“Indeed. Though I will say, I heard the two of you playing the pianoforte very late.”
“My apologies. I had not thought that you would have been able to hear it.”
“I was wandering the hallway. You have no need to apologize, however, as I thought it was quite beautiful. You are certainly very talented.”
“Oh! No, it was not me playing, but Levi. He plays very well, does he not?”
Eloise pressed her lips together in a very tight and thin line.
“Yes, it would appear so.”
“You do not usually eat with me,” Emma continued, trying to change the subject. “What has inspired such change?”
“It is quite lonely in my wing. I thought we might both enjoy the company.”
“I certainly would, yes. In fact, I will be seeing the modiste today about a few gowns. Would you like to join me?”
The older lady’s eyes sparkled, and Emma knew at once that her invitation would be accepted. She felt a twinge of guilt, as she knew that the lady had mistreated the Duke, but she wanted to find a way to bring them together one day. Even if that never happened, it would be nice to have a friend there.
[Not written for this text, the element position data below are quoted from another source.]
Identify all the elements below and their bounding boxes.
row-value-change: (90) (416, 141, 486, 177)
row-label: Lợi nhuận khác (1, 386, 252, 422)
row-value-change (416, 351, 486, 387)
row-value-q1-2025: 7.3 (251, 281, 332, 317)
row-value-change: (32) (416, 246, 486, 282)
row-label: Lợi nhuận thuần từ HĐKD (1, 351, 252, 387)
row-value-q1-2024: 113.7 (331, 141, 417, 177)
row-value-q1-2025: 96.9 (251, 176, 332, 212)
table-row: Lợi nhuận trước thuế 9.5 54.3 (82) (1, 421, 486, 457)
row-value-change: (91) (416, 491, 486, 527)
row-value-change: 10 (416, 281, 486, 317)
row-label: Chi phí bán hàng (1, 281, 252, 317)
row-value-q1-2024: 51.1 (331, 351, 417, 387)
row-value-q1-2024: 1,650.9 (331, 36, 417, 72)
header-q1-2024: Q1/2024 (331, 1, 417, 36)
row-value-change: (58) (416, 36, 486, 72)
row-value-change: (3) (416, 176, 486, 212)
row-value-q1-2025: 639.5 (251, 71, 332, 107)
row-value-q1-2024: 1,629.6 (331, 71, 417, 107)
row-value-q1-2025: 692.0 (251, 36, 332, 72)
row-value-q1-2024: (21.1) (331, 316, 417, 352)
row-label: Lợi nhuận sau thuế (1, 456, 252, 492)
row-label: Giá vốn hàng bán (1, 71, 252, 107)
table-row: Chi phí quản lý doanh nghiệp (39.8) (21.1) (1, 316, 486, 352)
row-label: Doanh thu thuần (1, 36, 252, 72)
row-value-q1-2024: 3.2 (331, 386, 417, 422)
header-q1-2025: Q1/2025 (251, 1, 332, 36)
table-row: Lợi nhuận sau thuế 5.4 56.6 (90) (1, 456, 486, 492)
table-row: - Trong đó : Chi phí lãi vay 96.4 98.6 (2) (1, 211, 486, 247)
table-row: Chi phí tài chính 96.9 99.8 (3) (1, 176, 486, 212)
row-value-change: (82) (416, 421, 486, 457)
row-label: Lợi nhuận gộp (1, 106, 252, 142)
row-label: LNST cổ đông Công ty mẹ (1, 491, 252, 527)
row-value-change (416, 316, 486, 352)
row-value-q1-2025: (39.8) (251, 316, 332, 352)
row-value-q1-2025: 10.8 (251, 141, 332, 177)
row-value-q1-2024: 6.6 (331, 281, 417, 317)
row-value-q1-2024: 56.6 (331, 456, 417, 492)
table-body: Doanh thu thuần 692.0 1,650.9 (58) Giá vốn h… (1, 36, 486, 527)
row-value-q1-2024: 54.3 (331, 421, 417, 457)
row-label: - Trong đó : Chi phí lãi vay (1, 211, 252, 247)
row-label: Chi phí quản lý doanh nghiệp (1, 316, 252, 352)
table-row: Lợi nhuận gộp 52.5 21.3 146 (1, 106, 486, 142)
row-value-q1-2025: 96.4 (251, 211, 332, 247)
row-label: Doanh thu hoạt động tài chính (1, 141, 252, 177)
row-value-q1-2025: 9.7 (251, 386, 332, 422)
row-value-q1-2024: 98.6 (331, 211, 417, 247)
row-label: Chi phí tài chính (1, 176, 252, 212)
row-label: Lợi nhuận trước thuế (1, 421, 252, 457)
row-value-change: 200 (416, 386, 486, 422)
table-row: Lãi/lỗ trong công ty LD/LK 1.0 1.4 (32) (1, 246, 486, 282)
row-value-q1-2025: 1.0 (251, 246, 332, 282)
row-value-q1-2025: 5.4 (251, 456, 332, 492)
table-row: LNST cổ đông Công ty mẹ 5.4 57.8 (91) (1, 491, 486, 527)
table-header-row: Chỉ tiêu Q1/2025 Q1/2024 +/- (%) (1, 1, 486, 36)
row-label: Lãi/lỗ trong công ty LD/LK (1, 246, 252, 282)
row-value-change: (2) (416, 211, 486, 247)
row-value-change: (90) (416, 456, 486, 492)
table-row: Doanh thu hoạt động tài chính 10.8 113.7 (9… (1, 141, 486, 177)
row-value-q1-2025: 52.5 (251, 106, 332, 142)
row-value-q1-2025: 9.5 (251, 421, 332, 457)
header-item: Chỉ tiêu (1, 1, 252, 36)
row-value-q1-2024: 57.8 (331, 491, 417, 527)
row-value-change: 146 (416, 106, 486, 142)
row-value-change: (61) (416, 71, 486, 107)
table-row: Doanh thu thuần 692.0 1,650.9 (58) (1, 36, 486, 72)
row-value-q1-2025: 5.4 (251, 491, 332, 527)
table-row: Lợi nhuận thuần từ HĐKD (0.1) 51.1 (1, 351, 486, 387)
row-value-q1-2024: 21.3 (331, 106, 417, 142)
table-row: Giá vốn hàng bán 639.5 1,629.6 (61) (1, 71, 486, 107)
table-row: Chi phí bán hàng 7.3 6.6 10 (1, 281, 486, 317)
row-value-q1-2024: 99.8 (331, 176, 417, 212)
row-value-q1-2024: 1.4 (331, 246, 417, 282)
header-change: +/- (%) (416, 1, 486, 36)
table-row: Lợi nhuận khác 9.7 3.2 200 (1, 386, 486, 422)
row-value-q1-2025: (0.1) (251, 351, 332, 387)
The modiste arrived that afternoon, armfuls of green fabric in tow. It was as if Eloise came alive, and at once she leaped into action, choosing the fabrics for each gown. They designed twenty in total, spending hours together deciding on them. The first would be delivered in time for the ball, and from there she would receive one per week.
When the modiste left, Eloise noticed a scrap that had fallen on the floor. It was a pale green silk, and she placed it on her lap and stroked it between her fingers. Emma watched her, pitying her for the life she had led. She would have had dreams, once, as any girl did, and instead she had been pushed into a life she never would have wished to lead.
“You know,” Eloise said gently, “I have not had a new gown in years now.”
“Did Levi never have any made for you?”
“Oh, he certainly offered, but I never accepted any. I did not think I was worthy of new things, not after how I have always treated him.”
“Do you… do you regret it?” she asked carefully.
“I do, in truth. I find it so difficult to be a mother to him, and I always have. I think about how I treat him, and I feel… I feel that I have failed in the one duty remaining to me. In truth, such thoughts have occurred more often now that you are here. I suppose that your being here, seeing him as someone worthy of being liked, possibly even loved, has proven to me that my treatment of him was my own fault.”
“It wasn’t solely you that was to blame.”
“But it was,” she smiled sadly, tears in her eyes. “I had many opportunities over the years to be a good mother, and to treat him like the child I had so wanted as a girl, but now I shall never have that chance.”
“You have that chance now, if you wish to take it.”
But the Dowager Duchess simply smiled sadly and shook her head.
“From what I have been told about him by my staff, and by you, I do not deserve a son like him, and even now I cannot believe how he has become the man he is. He should have become a tyrant, but… Well, I missed my chance to be a mother to him, and I cannot do anything about that not.”
“You can still change. You could do it even now. It does not matter that he is no longer a boy. Change can occur whenever one wishes to do it, after all. Why, I have changed so much of late that I would hardly recognize myself if I saw the lady I was a year ago.”
“You are fortunate for that. My issue is that I never did change. I had assumed, when my husband passed, that I might at last become the lady I had always wanted to be. I dreamed of being soft and gentle and kind, but it never happened. I still looked at my son with disgust, and I refused to leave the household the way that I always had.”
“Well, we could change that,” Emma suggested. “We could do it right now, and take a carriage into town.”
Eloise brightened for a moment, but then slumped once more, as if already defeated.
“I would love to, but I am afraid that it has been so long that I would not know my way.”
“I have never been, and so we shall be just as lost as each other! You never know, we may enjoy it. Even if you loathe it entirely, you can at least say that you tried. It would be an honor if you accompanied me.”
The Dowager Duchess made a few small noises to herself for a moment in thought, and then straightened herself.
“Very well,” she nodded. “I would love to.”